Comme lors de ma précédente visite
au Mexique, cette fois aussi j’ai commencé par un pèlerinage à
la basilique de la Vierge de la Guadalupe dans la capitale, "Ciudad
de Mexico".
J’avais
pas mal de choses à confier à la Morenita (comme les mexicains
appellent affectueusement la Vierge), avant de prendre le bus pour
Ciudad Hidalgo. Partout en ville, de grandes affiches rappellent les
prochaines élections présidentielles,
puis le bus quitte la
ville et c’est la campagne… et enfin, après trois heures, on
voit les belles montagnes qui entourent Ciudad Hidalgo.
Giorgio
m’attendait à la gare routière.Retrouvailles avec les frères et
les lieux. Santiago était encore en famille aux USA suite au décès
de sa maman : il rentrera dans quelques jours.
*
Le dimanche, messe
à Los Pozos
et joie de retrouver beaucoup de nos amis. Deux surprises m’attendent
: la première, c'est que Licha, la responsable de la communauté,
n’est pas là; nous l'avions surnommée notre "évêque".

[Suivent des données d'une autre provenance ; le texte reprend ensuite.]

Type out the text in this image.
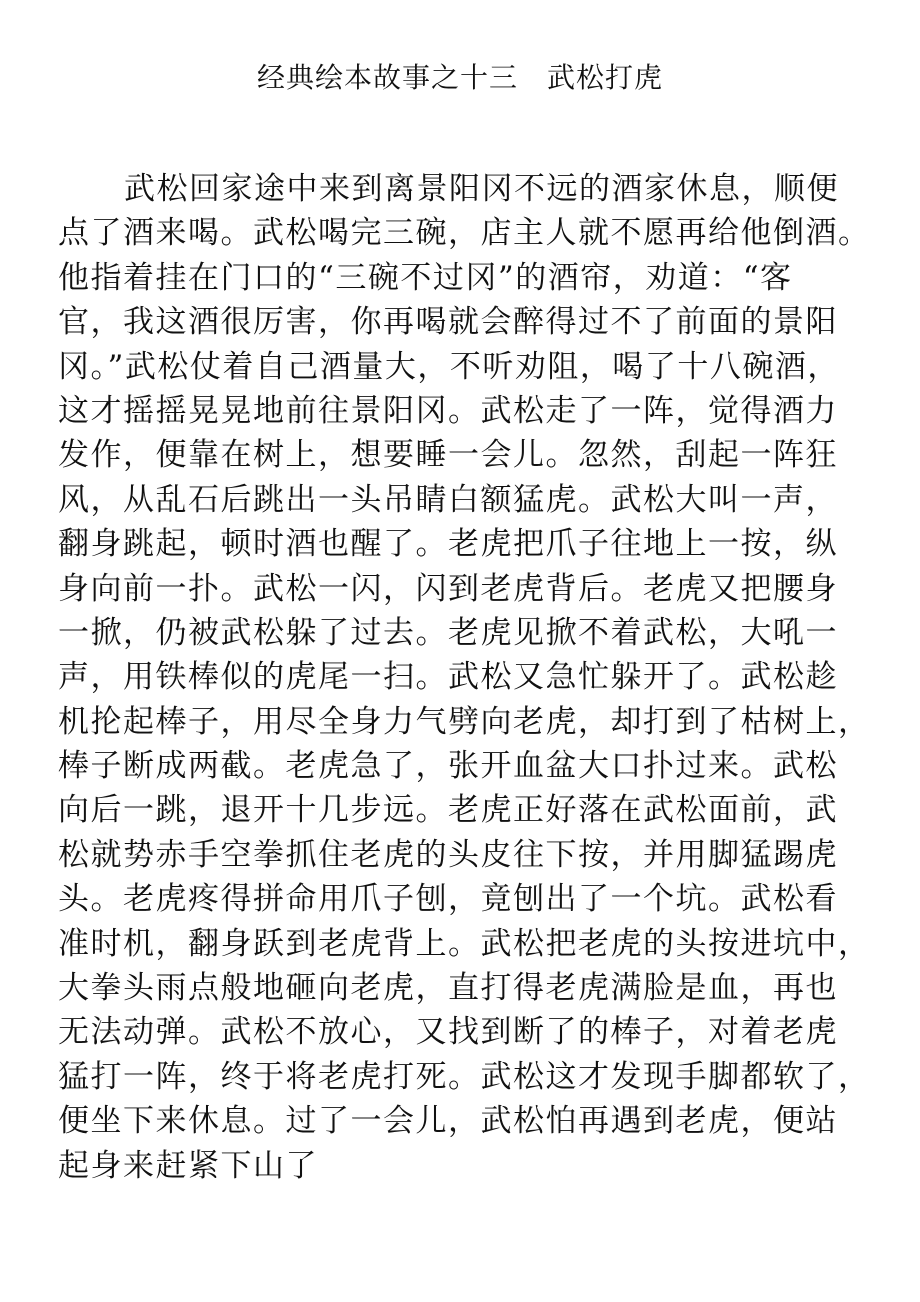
经典绘本故事之十三　武松打虎
武松回家途中来到离景阳冈不远的酒家休息，顺便
点了酒来喝。武松喝完三碗，店主人就不愿再给他倒酒。
他指着挂在门口的“三碗不过冈”的酒帘，劝道：“客
官，我这酒很厉害，你再喝就会醉得过不了前面的景阳
冈。”武松仗着自己酒量大，不听劝阻，喝了十八碗酒，
这才摇摇晃晃地前往景阳冈。武松走了一阵，觉得酒力
发作，便靠在树上，想要睡一会儿。忽然，刮起一阵狂
风，从乱石后跳出一头吊睛白额猛虎。武松大叫一声，
翻身跳起，顿时酒也醒了。老虎把爪子往地上一按，纵
身向前一扑。武松一闪，闪到老虎背后。老虎又把腰身
一掀，仍被武松躲了过去。老虎见掀不着武松，大吼一
声，用铁棒似的虎尾一扫。武松又急忙躲开了。武松趁
机抡起棒子，用尽全身力气劈向老虎，却打到了枯树上，
棒子断成两截。老虎急了，张开血盆大口扑过来。武松
向后一跳，退开十几步远。老虎正好落在武松面前，武
松就势赤手空拳抓住老虎的头皮往下按，并用脚猛踢虎
头。老虎疼得拼命用爪子刨，竟刨出了一个坑。武松看
准时机，翻身跃到老虎背上。武松把老虎的头按进坑中，
大拳头雨点般地砸向老虎，直打得老虎满脸是血，再也
无法动弹。武松不放心，又找到断了的棒子，对着老虎
猛打一阵，终于将老虎打死。武松这才发现手脚都软了，
便坐下来休息。过了一会儿，武松怕再遇到老虎，便站
起身来赶紧下山了
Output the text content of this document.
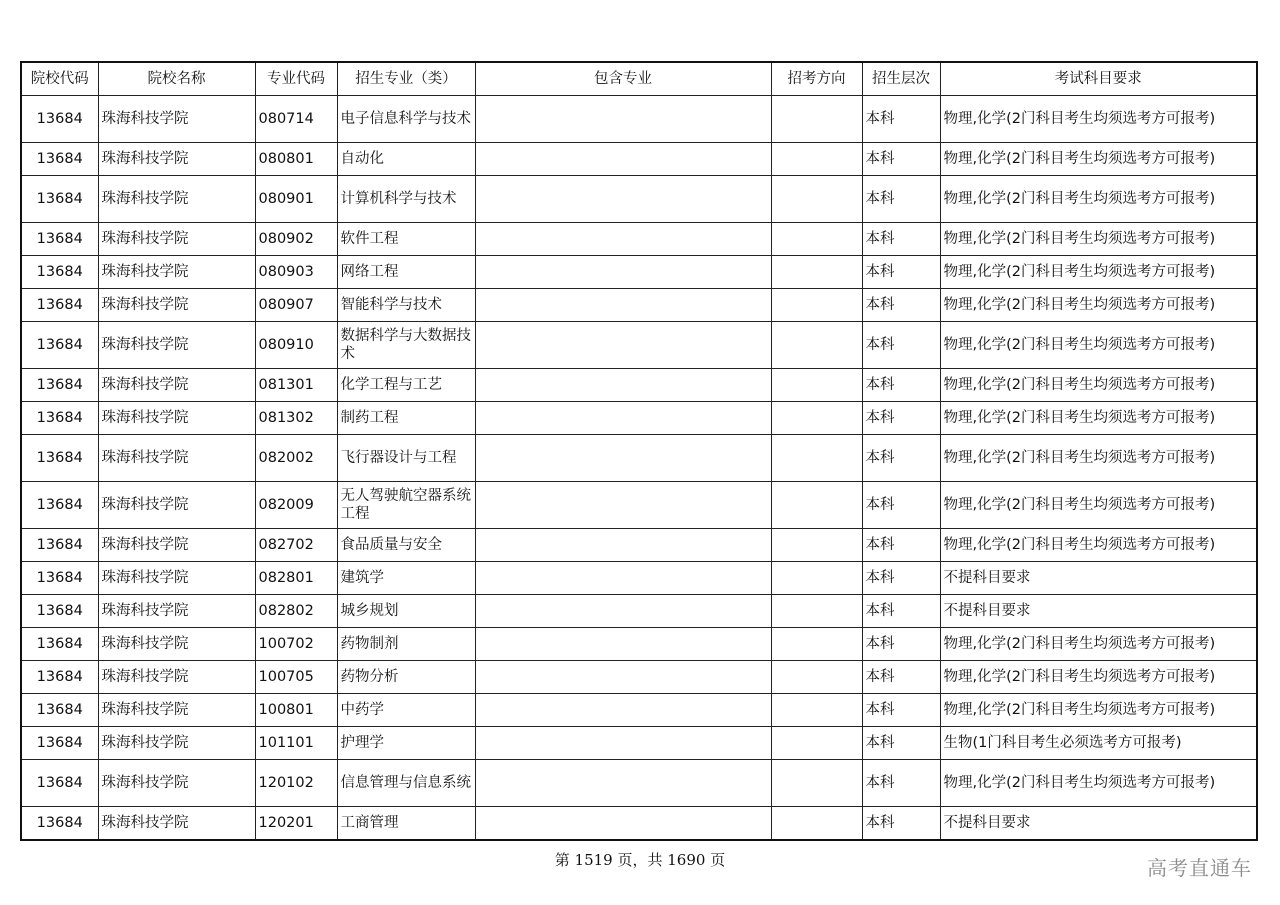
院校代码	院校名称	专业代码	招生专业（类）	包含专业	招考方向	招生层次	考试科目要求
13684	珠海科技学院	080714	电子信息科学与技术			本科	物理,化学(2门科目考生均须选考方可报考)
13684	珠海科技学院	080801	自动化			本科	物理,化学(2门科目考生均须选考方可报考)
13684	珠海科技学院	080901	计算机科学与技术			本科	物理,化学(2门科目考生均须选考方可报考)
13684	珠海科技学院	080902	软件工程			本科	物理,化学(2门科目考生均须选考方可报考)
13684	珠海科技学院	080903	网络工程			本科	物理,化学(2门科目考生均须选考方可报考)
13684	珠海科技学院	080907	智能科学与技术			本科	物理,化学(2门科目考生均须选考方可报考)
13684	珠海科技学院	080910	数据科学与大数据技术			本科	物理,化学(2门科目考生均须选考方可报考)
13684	珠海科技学院	081301	化学工程与工艺			本科	物理,化学(2门科目考生均须选考方可报考)
13684	珠海科技学院	081302	制药工程			本科	物理,化学(2门科目考生均须选考方可报考)
13684	珠海科技学院	082002	飞行器设计与工程			本科	物理,化学(2门科目考生均须选考方可报考)
13684	珠海科技学院	082009	无人驾驶航空器系统工程			本科	物理,化学(2门科目考生均须选考方可报考)
13684	珠海科技学院	082702	食品质量与安全			本科	物理,化学(2门科目考生均须选考方可报考)
13684	珠海科技学院	082801	建筑学			本科	不提科目要求
13684	珠海科技学院	082802	城乡规划			本科	不提科目要求
13684	珠海科技学院	100702	药物制剂			本科	物理,化学(2门科目考生均须选考方可报考)
13684	珠海科技学院	100705	药物分析			本科	物理,化学(2门科目考生均须选考方可报考)
13684	珠海科技学院	100801	中药学			本科	物理,化学(2门科目考生均须选考方可报考)
13684	珠海科技学院	101101	护理学			本科	生物(1门科目考生必须选考方可报考)
13684	珠海科技学院	120102	信息管理与信息系统			本科	物理,化学(2门科目考生均须选考方可报考)
13684	珠海科技学院	120201	工商管理			本科	不提科目要求
第 1519 页，共 1690 页	高考直通车
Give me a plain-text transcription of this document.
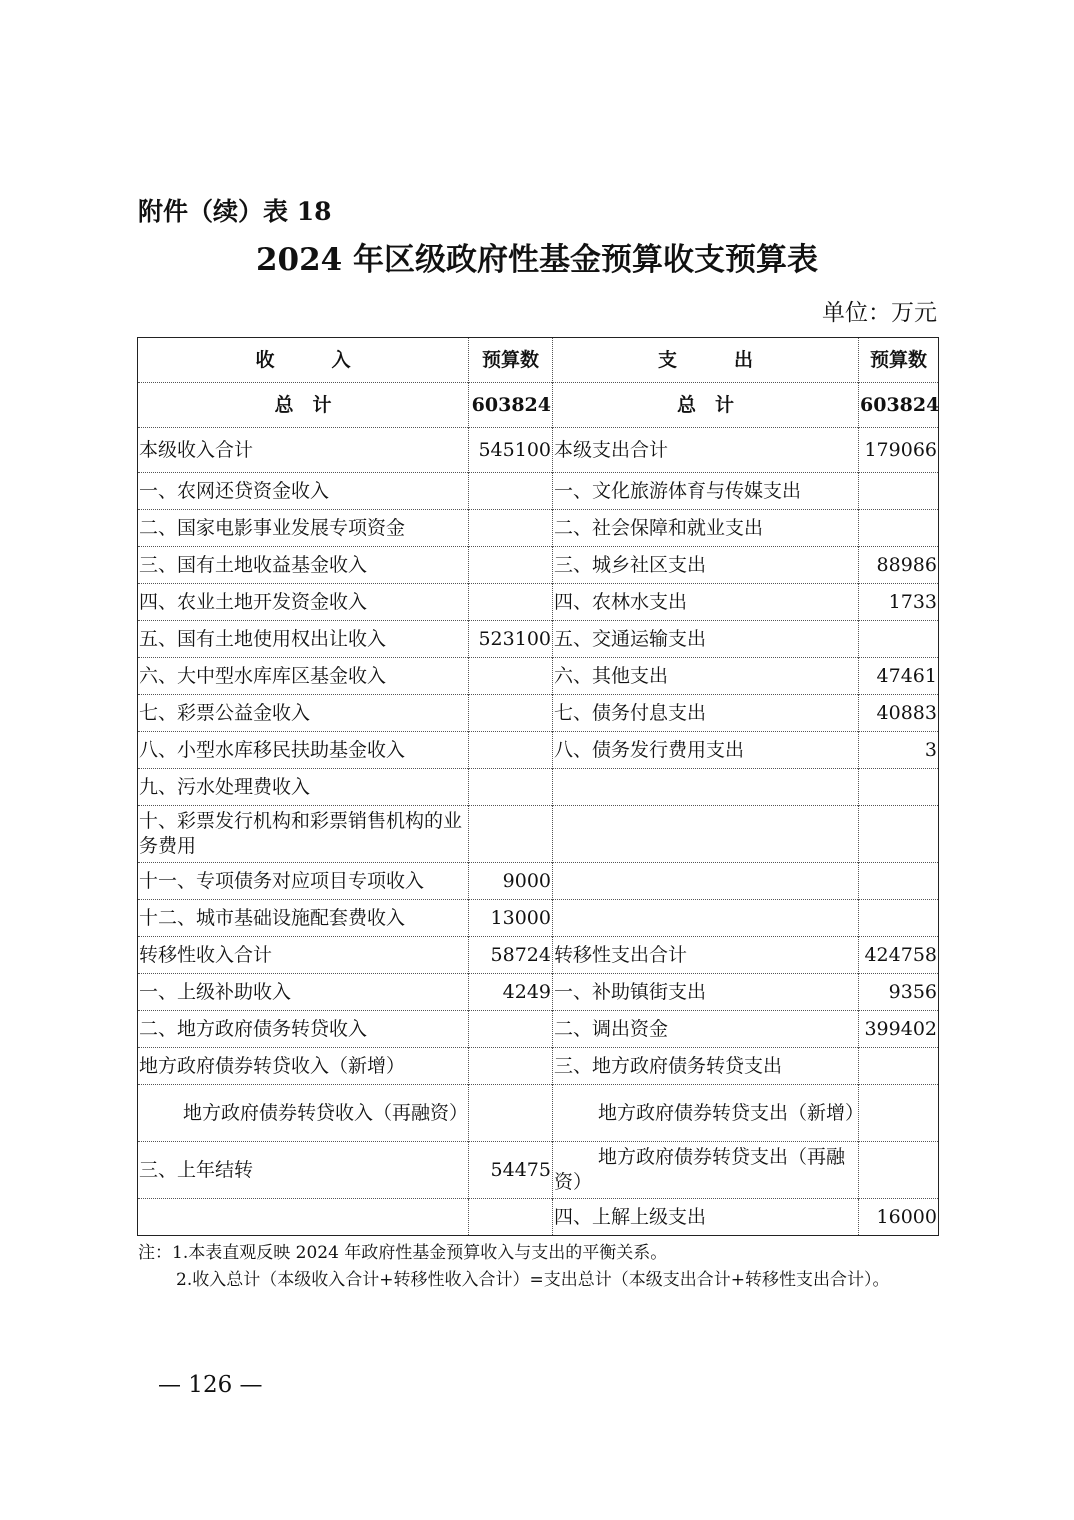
附件（续）表 18
2024 年区级政府性基金预算收支预算表
单位：万元
收　　　入	预算数	支　　　出	预算数
总　计	603824	总　计	603824
本级收入合计	545100	本级支出合计	179066
一、农网还贷资金收入		一、文化旅游体育与传媒支出	
二、国家电影事业发展专项资金		二、社会保障和就业支出	
三、国有土地收益基金收入		三、城乡社区支出	88986
四、农业土地开发资金收入		四、农林水支出	1733
五、国有土地使用权出让收入	523100	五、交通运输支出	
六、大中型水库库区基金收入		六、其他支出	47461
七、彩票公益金收入		七、债务付息支出	40883
八、小型水库移民扶助基金收入		八、债务发行费用支出	3
九、污水处理费收入			
十、彩票发行机构和彩票销售机构的业务费用			
十一、专项债务对应项目专项收入	9000		
十二、城市基础设施配套费收入	13000		
转移性收入合计	58724	转移性支出合计	424758
一、上级补助收入	4249	一、补助镇街支出	9356
二、地方政府债务转贷收入		二、调出资金	399402
地方政府债券转贷收入（新增）		三、地方政府债务转贷支出	
地方政府债券转贷收入（再融资）		地方政府债券转贷支出（新增）	
三、上年结转	54475	地方政府债券转贷支出（再融资）	
		四、上解上级支出	16000
注：1.本表直观反映 2024 年政府性基金预算收入与支出的平衡关系。
2.收入总计（本级收入合计+转移性收入合计）=支出总计（本级支出合计+转移性支出合计）。
— 126 —
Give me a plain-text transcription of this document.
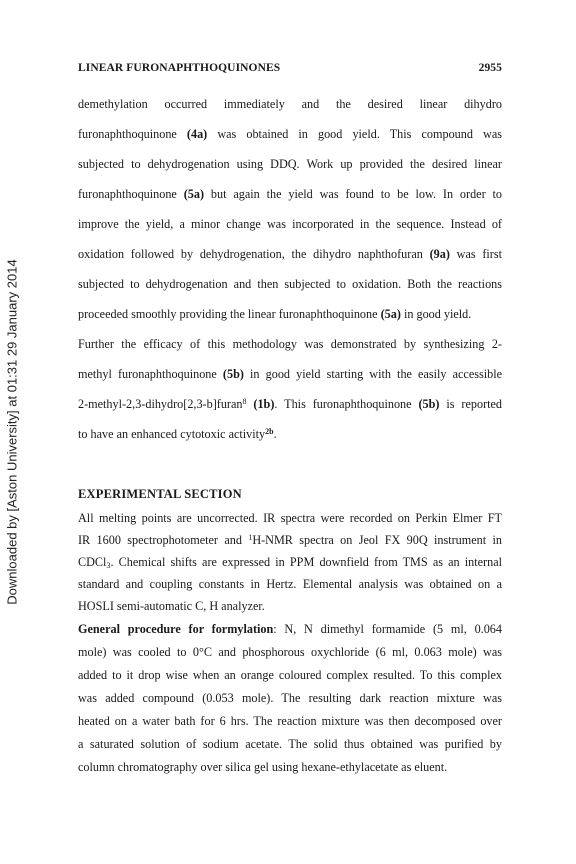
Downloaded by [Aston University] at 01:31 29 January 2014
LINEAR FURONAPHTHOQUINONES	2955
demethylation occurred immediately and the desired linear dihydro
furonaphthoquinone (4a) was obtained in good yield. This compound was
subjected to dehydrogenation using DDQ. Work up provided the desired linear
furonaphthoquinone (5a) but again the yield was found to be low. In order to
improve the yield, a minor change was incorporated in the sequence. Instead of
oxidation followed by dehydrogenation, the dihydro naphthofuran (9a) was first
subjected to dehydrogenation and then subjected to oxidation. Both the reactions
proceeded smoothly providing the linear furonaphthoquinone (5a) in good yield.
Further the efficacy of this methodology was demonstrated by synthesizing 2-
methyl furonaphthoquinone (5b) in good yield starting with the easily accessible
2-methyl-2,3-dihydro[2,3-b]furan$^8$ (1b). This furonaphthoquinone (5b) is reported
to have an enhanced cytotoxic activity$^{2b}$.
EXPERIMENTAL SECTION
All melting points are uncorrected. IR spectra were recorded on Perkin Elmer FT
IR 1600 spectrophotometer and $^1$H-NMR spectra on Jeol FX 90Q instrument in
CDCl$_3$. Chemical shifts are expressed in PPM downfield from TMS as an internal
standard and coupling constants in Hertz. Elemental analysis was obtained on a
HOSLI semi-automatic C, H analyzer.
General procedure for formylation: N, N dimethyl formamide (5 ml, 0.064
mole) was cooled to 0°C and phosphorous oxychloride (6 ml, 0.063 mole) was
added to it drop wise when an orange coloured complex resulted. To this complex
was added compound (0.053 mole). The resulting dark reaction mixture was
heated on a water bath for 6 hrs. The reaction mixture was then decomposed over
a saturated solution of sodium acetate. The solid thus obtained was purified by
column chromatography over silica gel using hexane-ethylacetate as eluent.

Elle est mariée et vit maintenant en ville. Son absence se fait
sentir. La seconde, c’est que le curé a décidé de suspendre tous
les ministres de l’Eucharistie femmes ! Or ici, à Los Pozos,
c'était justement une jeune fille. Un signe de plus qui montre le
visage bien clérical de l’Eglise de cette région. Paco préside
l’Eucharistie. Lui et Bartolomeo se partagent entre Los Pozos et
Cerro Prieto. Ils célèbrent chacun pendant un mois dans l'une des
deux, à tour de rôle.
Je
suis arrivé une semaine avant la réunion régionale ; cela m'a
donné la possibilité de partager la vie des frères et leurs
travaux, d'échanger avec l’un ou l’autre et de visiter les amis.
Chaque
frère se consacre à un des travaux de la fraternité. Paco
est tous les matins au jardin potager qui fournit légumes et salades
pour la maison, et souvent il y en a aussi pour des amis. Paco le
soigne avec beaucoup de savoir-faire. Mario
continue son élevage de poules, dindes et oies qui passent sur la
table des frères mais sont aussi parfois vendus. Maintenant il est
aussi bien pris par la nouvelle Maison communautaire, dont je
parlerai plus en avant. Bartolomeo,
tout en étant disponible à aider les autres, soigne plusieurs
plantes qui donnent des mures, et prépare de bonnes confitures.
Giorgio
est en charge de l’entretien de la maison et chauffeur pour les
courses en ville, souvent aussi pour les besoins urgents des gens.
Par contre, Santiago
(Jay) est très
souvent en ville ou dans les communautés pour des cours d’anglais
et des moments de convivialité. Fernando
se consacre plus aux arbres fruitiers, bien nombreux et qui donnent
déjà pas mal de fruits. Il vient aussi de commencer une culture de
vers de terre. Héctor,
le novice, travaille tous les matins dans la ferme d’une famille
d’amis. En plus, chaque jour un frère assume la cuisine : Tâche
assez importante car souvent aux "7
frères"
s’ajoutent des amis.
Les
travaux sont nombreux et lourds. Par contre les santés de quelques
frères ne sont plus celles qu’elles étaient.
*
Les
frères gardent un rythme de prière-travail-relations assez
équilibré. La prière me semble être l'élément central, avec
adoration silencieuse tous ensemble le matin. Elle commence dans le
noir et est éclairée par la lumière toujours plus forte du soleil
qui se lève et rentre dans la chapelle par une grande fenêtre
vitrée. Elle est suivie par les Laudes. Vêpres le soir, et complies
avant la nuit. L’Eucharistie est célébrée deux fois par semaine,
souvent des gens y participent (et restent pour le repas). Mais comme
normalement les après-midis les frères ne travaillent pas ou peu,
l’atmosphère de prière et de silence s’étend souvent jusqu’au
soir.
Les
frères vivent bien le défi d’être nombreux (c'est peut-être la
première de nos fraternités à avoir autant de frères). Mais ce
défi est en même temps un atout pour la vie communautaire, surtout
si on considère les âges. Les frères ont un rythme hebdomadaire de
concertation et programmation, qui donne de bons résultats, et ont
révision de vie une fois par mois. Le fait que chacun à son propre
espace de responsabilité et d’activité est un autre élément
positif.
La qualité des relations avec
les gens est l’autre aspect (une grâce) qui rend cette fraternité
si attachante. Les visites réciproques, les services rendus, les
liturgies vécues ensemble, ont beaucoup approfondi les relations.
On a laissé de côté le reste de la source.